Но всегда нужно помнить, что независимо от количества тех, кто неадекватно или неожиданно для пациента среагирует на известие о его диагнозе (перестанет общаться, обвинит его в том, что он сам виноват в своей болезни, порекомендует лечиться альтернативными методами) всегда найдутся те, кто подставит плечо, подаст руку, окажет поддержку и заботу, скажет доброе слово и пройдет рука об руку с пациентом весь его путь.

Есть и другая сторона этого вопроса. Когда диагноз скрывают от пациента.

Я до сих пор слышу от других пациентов, из других клиник рассказы о том, что, допустим, женщина попросила врача сказать маме о диагнозе, а врач так и не сказал. Вот такое случается до сих пор. Мы можем скрывать от пациента многие вещи, но он все равно будет об этом догадываться, будет об этом знать. И то, что в это время переживает человек, – будет его персональным адом, о котором он не скажет своим близким.

Но знаете, бывают иногда и такие случаи, когда возможно сокрытие диагноза будет и показано.

- Ложь во благо?

Да. Например, есть очень пожилой человек с неизлечимым диагнозом и ему не предстоит специальное лечение (химиотерапия, облучение), а показана лишь симптоматическая терапия, для того, чтобы каким-то образом облегчить, улучшить его физическое состояние и, по возможности, продлить его жизнь. И поэтому, в этом случае, человеку может даже лучше не говорить о диагнозе и дать ему дожить то время, что ему осталось спокойно. Но такие случаи очень редки.
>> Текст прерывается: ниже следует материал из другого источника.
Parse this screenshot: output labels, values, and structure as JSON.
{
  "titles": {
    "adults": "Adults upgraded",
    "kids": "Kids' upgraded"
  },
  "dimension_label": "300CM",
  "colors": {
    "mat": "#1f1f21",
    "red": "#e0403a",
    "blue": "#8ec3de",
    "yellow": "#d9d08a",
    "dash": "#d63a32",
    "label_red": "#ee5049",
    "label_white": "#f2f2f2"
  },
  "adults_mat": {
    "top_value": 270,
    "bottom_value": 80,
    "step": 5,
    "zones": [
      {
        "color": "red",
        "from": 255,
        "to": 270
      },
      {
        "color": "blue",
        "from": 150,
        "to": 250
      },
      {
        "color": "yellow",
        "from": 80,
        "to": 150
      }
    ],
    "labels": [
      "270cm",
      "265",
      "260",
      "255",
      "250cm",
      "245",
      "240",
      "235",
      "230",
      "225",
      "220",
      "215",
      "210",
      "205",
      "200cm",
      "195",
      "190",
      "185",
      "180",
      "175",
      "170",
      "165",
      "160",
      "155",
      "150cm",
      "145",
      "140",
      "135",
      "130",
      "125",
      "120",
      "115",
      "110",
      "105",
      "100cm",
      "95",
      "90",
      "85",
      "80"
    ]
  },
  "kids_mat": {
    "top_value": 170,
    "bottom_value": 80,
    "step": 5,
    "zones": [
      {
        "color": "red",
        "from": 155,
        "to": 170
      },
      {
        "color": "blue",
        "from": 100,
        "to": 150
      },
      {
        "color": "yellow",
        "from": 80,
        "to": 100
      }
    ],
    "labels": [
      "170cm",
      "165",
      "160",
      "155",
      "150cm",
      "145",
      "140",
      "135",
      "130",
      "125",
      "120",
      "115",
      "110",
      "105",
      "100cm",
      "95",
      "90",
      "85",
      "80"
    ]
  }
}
И поэтому мы сейчас полностью поддерживаем право пациента на полную информацию о своем заболевании.

- В наш век, когда планшеты телефоны…

Мне кажется, сейчас скрыть это абсолютно невозможно. Во-первых, лечение может быть достаточно агрессивным. Та же химиотерапия, которая предполагает некие побочные эффекты. Когда пациенты приходят к нам, то наши врачи перед химиотерапией, или другим лечением подробно рассказывают о том, что возможны вот такие побочные эффекты, возможны вот такие симптомы, рассказывают о том, как с этими симптомами справляться, о том, что эти симптомы могут пройти через какое-то время и этого не нужно бояться.

- Я вам скажу, тут наврать еще можно. И когда заезжаешь к вам в клинику, а все так красиво – тут обмануть можно. Но когда родственники везут папу, маму, сестру в районный онкодиспансер, тут у меня вопрос – как можно это скрыть? И зачем?

Человеку сделали химию, и ему от этой химии очень плохо. И тогда родственники, которые скрывали от пациента диагноз, говорят, что нужно снова ехать в больницу и снова делать эту процедуру. И человек, который не знает о диагнозе – он говорит о том, что "мне было так плохо после этой процедуры, куда вы меня снова везете? Я больше не поеду". И он не поедет, потому что он не хочет, чтоб ему было снова так плохо. И не поедет, потому что не понимает насколько важно сейчас для него это лечение.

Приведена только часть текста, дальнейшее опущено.